Enervous has reported that deals by private equity firms saw a significant uptick in the first quarter as they bought assets that oil companies deemed as non-core to their development plans. These assets tended to lay outside oil-prolific areas like the Permian Basin of West Texas and New Mexico.
 “Private equity still has dry powder for deals. They are using this to target assets being tagged as non-core by public companies. Once you step out of the core of the Permian Basin and a few other key areas, competition for deals drops, and these positions are often available at buyer-friendly price points. That said, private equity is still a net seller in the space and likely to remain so for the foreseeable future given the number of investments outstanding and how long that capital has been deployed,” Dittmar has remarked.
Further, there are growing concerns that high oil prices might have caused significant demand destruction, which could hamper an oil price recovery.
On Wednesday, we saw crude oil futures give up their modest gains and dip lower after data from the Energy Information Administration (EIA) revealed unexpected increases in U.S. crude and gasoline inventories.
On Thursday, WTI September crude oil fell to $88 per barrel while October Brent crude fell to $94 per barrel.
U.S. crude inventories jumped by 4.5M barrels to 426.6M barrels, with crude oil stored at the Cushing, Oklahoma, hub increasing by 926K barrels from the previous week to 24.5M barrels, while gasoline stockpiles added 163K barrels to 225.3M barrels. The four-week average of U.S. gasoline consumption is now more than 1M bbl/day below pre-COVID seasonal levels, despite pump prices having fallen for 50 straight days.

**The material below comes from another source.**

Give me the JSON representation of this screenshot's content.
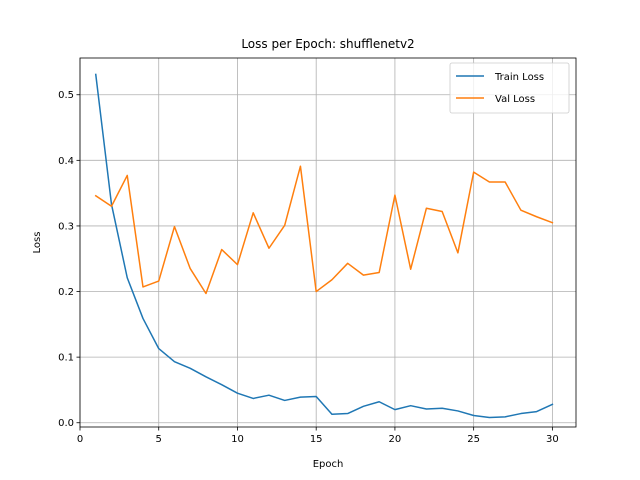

There’s another reason though why Big Oil has gone cold on M&A.
M&A Disaster
Cowen analysts have pointed out how the last M&A wave turned into a disaster for the acquiring companies.
In 2020,  Shell Plc (NYSE: SHEL) cut its dividend by a hefty 66%. That marked the first time the company cut the dividend since WWII, a testament of just how severe the oil massacre was, which is what Shell blamed in its press release. However, another culprit was blamed for the dramatic cut: the company’s 2016 acquisition of BG Group, which set it back a whopping $60B.
Occidental Petroleum’s (NYSE: OXY) $55B leveraged purchase of Anadarko quickly became the poster-child of oil and gas mergers gone bad. The deal quickly turned into a nightmare, leaving the company in deep distress over its mountain of debt and water cooler wisecracks of how it could itself get acquired at a fraction of what it paid for Anadarko.
Cowen also pointed at BP Plc.’s (NYSE:BP) high debt, though it might have less to do with its 2018 merger with BHP Billiton for $10.5B and more to do with its Deepwater Horizon oil spill which has cost it a staggering $65B in clean-up costs and legal fees over the years.
BP’s debt-to-equity ratio of 0.96 is more than double the oil and gas sector’s average of 0.44, and the highest among the oil supermajors.
Luckily, the situation has improved dramatically since the 2020 oil price crash, with the vast majority of shale companies now printing millions in profits and free cash flow even at current oil prices. We, therefore, could see more M&A activity down the line.